2013’ten itibaren gelişen olaylara ilave olarak, PKK terörünün artması, Rus uçağının düşürülmesi, 15 Temmuz 2016 ihaneti, bu girişimin başarısızlığa uğramasını takiben Türkiye’nin çeşitli şehirlerinde farklı hedeflere yönelik farklı kisvelerle yapılan terör saldırılarının artması, hep Türkiye’yi yola getirmeye yönelik gayretler olarak görülmektedir.

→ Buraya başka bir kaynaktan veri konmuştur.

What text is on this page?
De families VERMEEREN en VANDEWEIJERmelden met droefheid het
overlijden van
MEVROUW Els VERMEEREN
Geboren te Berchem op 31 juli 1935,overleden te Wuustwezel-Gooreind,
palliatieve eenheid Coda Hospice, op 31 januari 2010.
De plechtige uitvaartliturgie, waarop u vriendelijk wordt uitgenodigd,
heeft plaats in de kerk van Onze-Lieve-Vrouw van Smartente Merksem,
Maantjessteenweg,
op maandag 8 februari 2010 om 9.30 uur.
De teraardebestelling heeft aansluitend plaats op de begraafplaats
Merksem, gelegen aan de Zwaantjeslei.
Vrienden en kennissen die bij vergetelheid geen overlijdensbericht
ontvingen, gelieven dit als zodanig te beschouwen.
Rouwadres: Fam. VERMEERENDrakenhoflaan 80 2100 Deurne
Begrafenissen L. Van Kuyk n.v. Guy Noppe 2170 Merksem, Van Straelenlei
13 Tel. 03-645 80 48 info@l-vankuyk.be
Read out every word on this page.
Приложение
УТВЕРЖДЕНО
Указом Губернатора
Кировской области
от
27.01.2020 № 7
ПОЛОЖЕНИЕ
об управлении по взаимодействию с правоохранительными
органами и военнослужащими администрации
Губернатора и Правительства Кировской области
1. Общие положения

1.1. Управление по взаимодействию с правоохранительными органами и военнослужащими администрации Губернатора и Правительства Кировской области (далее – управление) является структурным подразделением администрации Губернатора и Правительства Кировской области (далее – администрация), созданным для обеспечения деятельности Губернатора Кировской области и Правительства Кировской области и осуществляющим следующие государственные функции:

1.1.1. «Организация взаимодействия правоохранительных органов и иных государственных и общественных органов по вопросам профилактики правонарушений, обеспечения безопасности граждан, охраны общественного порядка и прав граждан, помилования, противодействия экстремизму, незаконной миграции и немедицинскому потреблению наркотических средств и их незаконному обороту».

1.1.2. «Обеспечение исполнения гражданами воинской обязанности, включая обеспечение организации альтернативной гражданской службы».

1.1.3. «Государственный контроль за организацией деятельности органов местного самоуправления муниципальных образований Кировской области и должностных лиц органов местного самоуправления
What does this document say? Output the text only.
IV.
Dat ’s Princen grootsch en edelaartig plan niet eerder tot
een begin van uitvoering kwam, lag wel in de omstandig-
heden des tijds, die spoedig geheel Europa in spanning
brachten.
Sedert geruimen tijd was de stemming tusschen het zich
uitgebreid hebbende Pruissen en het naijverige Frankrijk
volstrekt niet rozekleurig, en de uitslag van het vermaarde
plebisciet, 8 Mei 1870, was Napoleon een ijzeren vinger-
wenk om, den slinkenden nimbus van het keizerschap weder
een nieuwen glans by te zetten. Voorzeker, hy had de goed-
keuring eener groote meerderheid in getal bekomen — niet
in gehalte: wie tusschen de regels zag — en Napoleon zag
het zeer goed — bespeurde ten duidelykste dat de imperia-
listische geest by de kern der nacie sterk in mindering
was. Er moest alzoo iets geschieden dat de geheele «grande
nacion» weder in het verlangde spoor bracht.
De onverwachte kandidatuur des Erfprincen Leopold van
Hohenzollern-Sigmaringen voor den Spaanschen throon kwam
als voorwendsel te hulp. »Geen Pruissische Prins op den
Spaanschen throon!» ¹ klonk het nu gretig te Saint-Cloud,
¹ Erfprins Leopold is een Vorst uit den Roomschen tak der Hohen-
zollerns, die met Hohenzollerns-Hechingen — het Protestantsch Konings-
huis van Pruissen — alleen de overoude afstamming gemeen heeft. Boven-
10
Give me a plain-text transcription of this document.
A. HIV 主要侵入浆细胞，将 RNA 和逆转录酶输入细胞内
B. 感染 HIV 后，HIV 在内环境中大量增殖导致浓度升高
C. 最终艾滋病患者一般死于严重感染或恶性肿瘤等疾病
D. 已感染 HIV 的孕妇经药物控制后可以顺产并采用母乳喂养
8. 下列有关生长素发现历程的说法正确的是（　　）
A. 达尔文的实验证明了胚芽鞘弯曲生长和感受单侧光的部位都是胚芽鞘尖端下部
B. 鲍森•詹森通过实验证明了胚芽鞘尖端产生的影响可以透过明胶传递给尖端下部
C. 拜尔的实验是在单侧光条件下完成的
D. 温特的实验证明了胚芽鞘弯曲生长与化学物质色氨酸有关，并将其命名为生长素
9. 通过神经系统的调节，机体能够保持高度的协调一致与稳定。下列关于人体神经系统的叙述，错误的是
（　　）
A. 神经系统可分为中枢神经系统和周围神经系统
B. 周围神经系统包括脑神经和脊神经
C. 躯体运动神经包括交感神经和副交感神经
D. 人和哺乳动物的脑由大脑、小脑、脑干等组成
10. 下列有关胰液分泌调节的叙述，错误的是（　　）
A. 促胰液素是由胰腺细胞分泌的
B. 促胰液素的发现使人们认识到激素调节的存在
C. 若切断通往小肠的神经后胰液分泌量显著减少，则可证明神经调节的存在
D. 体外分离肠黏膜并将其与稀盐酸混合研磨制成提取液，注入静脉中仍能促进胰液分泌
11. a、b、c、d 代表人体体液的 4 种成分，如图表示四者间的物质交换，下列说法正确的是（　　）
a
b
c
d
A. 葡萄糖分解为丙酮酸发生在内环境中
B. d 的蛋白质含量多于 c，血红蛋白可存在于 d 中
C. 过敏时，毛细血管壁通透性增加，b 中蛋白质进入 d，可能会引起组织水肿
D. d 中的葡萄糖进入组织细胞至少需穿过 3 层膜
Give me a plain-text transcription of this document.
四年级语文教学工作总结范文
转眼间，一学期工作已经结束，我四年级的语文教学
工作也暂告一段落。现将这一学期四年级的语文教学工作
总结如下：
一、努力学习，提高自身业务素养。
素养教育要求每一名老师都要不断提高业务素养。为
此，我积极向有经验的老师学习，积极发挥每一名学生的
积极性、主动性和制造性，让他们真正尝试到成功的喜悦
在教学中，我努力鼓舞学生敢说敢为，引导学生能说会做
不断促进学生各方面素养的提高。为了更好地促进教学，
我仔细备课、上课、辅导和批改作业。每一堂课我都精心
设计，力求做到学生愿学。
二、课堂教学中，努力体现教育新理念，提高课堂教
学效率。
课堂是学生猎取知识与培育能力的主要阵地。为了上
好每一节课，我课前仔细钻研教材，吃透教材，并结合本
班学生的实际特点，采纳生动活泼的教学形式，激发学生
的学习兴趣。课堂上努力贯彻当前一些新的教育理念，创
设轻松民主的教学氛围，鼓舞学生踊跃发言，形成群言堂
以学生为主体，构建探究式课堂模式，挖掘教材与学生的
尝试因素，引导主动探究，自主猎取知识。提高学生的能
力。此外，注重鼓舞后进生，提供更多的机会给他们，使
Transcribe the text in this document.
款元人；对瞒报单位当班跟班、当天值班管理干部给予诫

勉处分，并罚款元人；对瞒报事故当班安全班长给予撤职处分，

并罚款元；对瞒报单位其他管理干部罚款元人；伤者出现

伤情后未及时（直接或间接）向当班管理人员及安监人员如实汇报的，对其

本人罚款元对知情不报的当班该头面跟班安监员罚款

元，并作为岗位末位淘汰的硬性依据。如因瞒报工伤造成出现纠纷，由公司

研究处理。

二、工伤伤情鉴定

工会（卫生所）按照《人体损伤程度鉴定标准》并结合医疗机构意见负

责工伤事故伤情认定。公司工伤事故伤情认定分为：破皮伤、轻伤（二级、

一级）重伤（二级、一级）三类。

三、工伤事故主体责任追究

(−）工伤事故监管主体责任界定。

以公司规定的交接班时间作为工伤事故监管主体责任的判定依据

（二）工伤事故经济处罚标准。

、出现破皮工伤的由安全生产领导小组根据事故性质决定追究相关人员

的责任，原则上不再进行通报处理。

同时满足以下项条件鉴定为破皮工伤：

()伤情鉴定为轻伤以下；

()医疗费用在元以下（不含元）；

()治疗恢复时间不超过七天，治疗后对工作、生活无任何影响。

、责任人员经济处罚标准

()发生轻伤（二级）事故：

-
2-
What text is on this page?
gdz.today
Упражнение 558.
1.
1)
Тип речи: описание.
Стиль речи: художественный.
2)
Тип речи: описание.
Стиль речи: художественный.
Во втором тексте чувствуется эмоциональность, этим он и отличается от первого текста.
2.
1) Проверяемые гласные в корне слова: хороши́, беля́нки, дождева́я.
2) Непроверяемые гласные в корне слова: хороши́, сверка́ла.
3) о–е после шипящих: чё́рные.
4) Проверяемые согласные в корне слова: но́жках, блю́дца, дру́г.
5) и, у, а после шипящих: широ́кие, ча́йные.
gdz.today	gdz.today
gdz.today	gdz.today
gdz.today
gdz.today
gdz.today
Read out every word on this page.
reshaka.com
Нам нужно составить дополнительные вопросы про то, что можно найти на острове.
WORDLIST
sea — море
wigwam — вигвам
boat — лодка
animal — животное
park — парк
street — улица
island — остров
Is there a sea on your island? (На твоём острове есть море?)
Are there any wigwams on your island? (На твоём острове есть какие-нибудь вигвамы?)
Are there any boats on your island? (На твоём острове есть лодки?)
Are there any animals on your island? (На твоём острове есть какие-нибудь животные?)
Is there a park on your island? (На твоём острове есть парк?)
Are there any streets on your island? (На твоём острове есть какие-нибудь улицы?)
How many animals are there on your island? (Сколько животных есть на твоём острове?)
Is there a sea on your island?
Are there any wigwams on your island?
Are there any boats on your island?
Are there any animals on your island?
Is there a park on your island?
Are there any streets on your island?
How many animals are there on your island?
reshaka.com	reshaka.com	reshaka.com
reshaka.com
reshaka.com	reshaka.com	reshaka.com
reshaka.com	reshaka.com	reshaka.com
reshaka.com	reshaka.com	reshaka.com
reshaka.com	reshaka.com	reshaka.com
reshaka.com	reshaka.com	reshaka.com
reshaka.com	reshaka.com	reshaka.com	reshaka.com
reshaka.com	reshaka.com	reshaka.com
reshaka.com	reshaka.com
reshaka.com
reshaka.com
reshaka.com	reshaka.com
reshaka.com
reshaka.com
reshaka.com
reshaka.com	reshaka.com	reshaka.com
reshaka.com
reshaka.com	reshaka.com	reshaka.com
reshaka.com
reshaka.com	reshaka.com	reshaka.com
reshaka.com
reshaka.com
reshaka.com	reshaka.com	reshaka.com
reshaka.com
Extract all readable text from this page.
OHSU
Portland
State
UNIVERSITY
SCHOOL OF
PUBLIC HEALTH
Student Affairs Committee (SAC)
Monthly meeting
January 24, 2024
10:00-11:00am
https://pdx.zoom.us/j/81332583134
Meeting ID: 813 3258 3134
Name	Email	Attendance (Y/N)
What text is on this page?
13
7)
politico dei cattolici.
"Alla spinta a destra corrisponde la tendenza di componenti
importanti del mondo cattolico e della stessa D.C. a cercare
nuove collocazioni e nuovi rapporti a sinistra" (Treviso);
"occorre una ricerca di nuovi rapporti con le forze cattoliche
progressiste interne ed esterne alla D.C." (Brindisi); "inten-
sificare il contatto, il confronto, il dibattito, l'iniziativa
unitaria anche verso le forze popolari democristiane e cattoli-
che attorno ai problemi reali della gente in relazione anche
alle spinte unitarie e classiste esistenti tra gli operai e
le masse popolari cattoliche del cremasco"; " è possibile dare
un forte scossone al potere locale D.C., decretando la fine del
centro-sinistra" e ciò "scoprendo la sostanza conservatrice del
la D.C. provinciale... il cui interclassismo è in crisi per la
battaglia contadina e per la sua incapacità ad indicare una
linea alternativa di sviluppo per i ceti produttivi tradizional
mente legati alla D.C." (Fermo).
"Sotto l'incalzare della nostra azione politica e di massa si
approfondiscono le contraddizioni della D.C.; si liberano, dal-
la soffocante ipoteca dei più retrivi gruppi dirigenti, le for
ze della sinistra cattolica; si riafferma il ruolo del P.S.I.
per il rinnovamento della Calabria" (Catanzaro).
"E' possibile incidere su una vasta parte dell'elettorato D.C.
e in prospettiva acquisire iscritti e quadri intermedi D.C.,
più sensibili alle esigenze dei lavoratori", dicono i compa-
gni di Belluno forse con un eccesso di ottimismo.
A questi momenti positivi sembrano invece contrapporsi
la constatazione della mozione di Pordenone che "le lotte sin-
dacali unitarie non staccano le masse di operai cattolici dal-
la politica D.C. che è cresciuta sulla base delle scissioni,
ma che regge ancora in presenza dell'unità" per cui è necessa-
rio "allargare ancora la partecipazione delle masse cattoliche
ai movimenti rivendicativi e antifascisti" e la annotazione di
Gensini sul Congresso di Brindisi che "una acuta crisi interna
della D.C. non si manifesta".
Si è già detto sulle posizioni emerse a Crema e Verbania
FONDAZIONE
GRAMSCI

Bu hadiselerin sebebi olarak, zayıf bir ihtimal olmakla birlikte, bu tür olayların Türkiye ile Rusya’yı yakınlaştırmasından hareketle, terör olaylarına Rusya’nın veya bu cepheyi destekleyenlerin sebep olduğunu da düşünmek mümkün. Ancak tarihi tecrübemiz bu ihtimali düşük kılıyor.

TERÖR, HEDEFİNE ULAŞAMAYACAK

Bundan sonra, Türkiye’yi yaşanmaz bir ülke ve hükümetini de hükümet edemez hale getirmeye çalışanların yapmak isteyecekleri şeyler aşikardır. Bugüne kadar farklı örgüt kisvesiyle yapılan Atatürk Havalimanı saldırısı, polislere çeşitli yerlerde yapılan saldırılar, eğlence yerlerine, düğünlere, toplu taşıma araçlarına yapılan saldırılar, bundan sonra da neler yapabileceklerine dair büyük ipuçları vermektedir. Ülkede kaos, güvensizlik ortamı, iktisadi hayatta sıkıntıların sürmesi, başka ülkelerle ilişkilerin bozulmasına yönelik oyunlar ve benzeri gayretlere karşı müteyakkız bulunulmalıdır.

Bu gayretlerin akim bırakılması için, korku bilmeden ve inadına birleşerek ve çoğalarak mücadele etmek gerekecektir. Bu saldırılar bizi birbirimize daha da yaklaştıracaktır. Başlangıçta iktidarın zarar göreceği hesabı ile sessiz kalan veya olanları hep iktidardan bilen grupların dahi, söz konusu istiklalimiz olunca kenetleneceği kesindir. Bu saldırılar Türkiye’nin toparlanmasına, ayrılıkların azalmasına ve ilerlemede büyük bir ivme kazanmasına yol açacaktır.